Only illustrations are available for Aspidopterys (photos, drawings), Caucanthus (drawings), Diaspis (drawing), Malpighia (photos, drawings), Mascagnia (photos, drawings), Microsteira (photos, drawings).
Distribution: neotropics (Calcicola, Malpighia, Mascagnia); paleotropics: Africa (Diaspis, Triaspis), East Africa and Arabian Peninsula (Caucanthus), Asia (Aspidopterys), Madagascar (Digoniopterys, Madagasikaria, Microsteira, Rhynchophora).
The large and strongly supported Malpighia clade is rooted in the neotropical genus Mascagnia, which retains characters of its near sisters in the family, notably the habit of twining vines and fruits breaking apart into samaras with a membranous lateral wing. Those characters are retained in many, but not all, of the genera of this clade. The two other neotropical genera, Calcicola and Malpighia, have abandoned the vining habit; all their species are shrubs or small trees. Calcicola still has lateral-winged samaras, but in Malpighia (except for the anomalous M. leticiana) the winged samaras have been replaced by fleshy, bird-dispersed fruits, which show evidence of their winged origin in the crests on the endocarp buried in the flesh.
The rest of the Malpighia clade comprises paleotropical genera. Our phylogenetic tree for the clade, based on the tree in Davis & Anderson (2010 [pdf]), is suspect in one respect. It shows the Old World subclade as sister to Malpighia, but with little bootstrap support (60%), and that agrees with the morphology, because Aspidopterys is morphologically much more similar toMascagnia than it is to Malpighia. In fact, in its samaras Aspidopterys is essentially identical to Mascagnia, so it would not be surprising if a future tree with better internal resolution placed the paleotropical subclade as sister to Mascagnia rather than Malpighia. Except for the very peculiar genus Rhynchophora, all the other genera have more or less mascagnioid samaras, although in several genera the samaras appear not to separate from each other at maturity. Microsteira would seem to be quite different, but its Y-shaped samara, which resembles that of the triopteroid species of Mascagnia, is essentially a mascagnioid samara that is indented at the apex and pinched inward at the sides.

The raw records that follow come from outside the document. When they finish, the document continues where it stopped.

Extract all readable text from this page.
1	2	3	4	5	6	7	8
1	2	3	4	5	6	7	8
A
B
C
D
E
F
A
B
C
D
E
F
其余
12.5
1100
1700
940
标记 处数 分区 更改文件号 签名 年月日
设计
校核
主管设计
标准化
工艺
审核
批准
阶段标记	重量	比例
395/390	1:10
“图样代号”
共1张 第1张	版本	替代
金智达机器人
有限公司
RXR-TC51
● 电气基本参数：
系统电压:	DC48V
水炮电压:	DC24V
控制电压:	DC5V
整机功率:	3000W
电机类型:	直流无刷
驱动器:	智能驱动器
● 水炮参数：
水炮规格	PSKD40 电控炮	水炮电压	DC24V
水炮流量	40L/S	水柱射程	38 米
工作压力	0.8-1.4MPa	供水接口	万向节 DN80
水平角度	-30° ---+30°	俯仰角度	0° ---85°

In Mascagnia the fruit is subtended by a fleshy, more or less three-lobed disc that becomes evident below the torus after the samaras are shed. That disc is a synapomorphy of this clade, found only in the genera that have winged fruits breaking apart into separate samaras at maturity. It seems to have been lost in the genera with indehiscent fruits, such as Malpighia, Caucanthus, and Rhynchophora.

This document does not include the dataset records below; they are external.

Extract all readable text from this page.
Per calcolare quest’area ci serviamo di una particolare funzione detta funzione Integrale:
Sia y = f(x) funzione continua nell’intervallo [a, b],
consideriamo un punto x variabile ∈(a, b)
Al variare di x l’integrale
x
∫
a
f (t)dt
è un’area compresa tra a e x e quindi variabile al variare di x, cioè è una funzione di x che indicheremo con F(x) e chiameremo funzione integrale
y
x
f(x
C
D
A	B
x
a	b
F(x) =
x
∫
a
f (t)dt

This clade is also interesting in its biogeography. Mascagnia is mostly South American, with relatively few species that reached Central America, Mexico, and the West Indies; it thus resembles many genera of Malpighiaceae. Calcicola, on the other hand, is wholly Mexican, and Malpighia is mostly Mexican and West Indian, which suggests that it may have originated in either Mexico or the West Indies. The resolution of the Old World subclade in our phylogenetic tree is not well supported, except for the four genera in Madagascar, but the geographic distribution of the Old World genera suggests that the first immigrant from the New World may have arrived in Asia, with descendants then making their way from Asia to Africa and from there to Madagascar.
The genera of this clade that are endemic to Madagascar (Digoniopterys, Madagasikaria, Microsteira, and Rhynchophora) are functionally dioecious, a breeding system that is known in several other clades but not common in Malpighiaceae.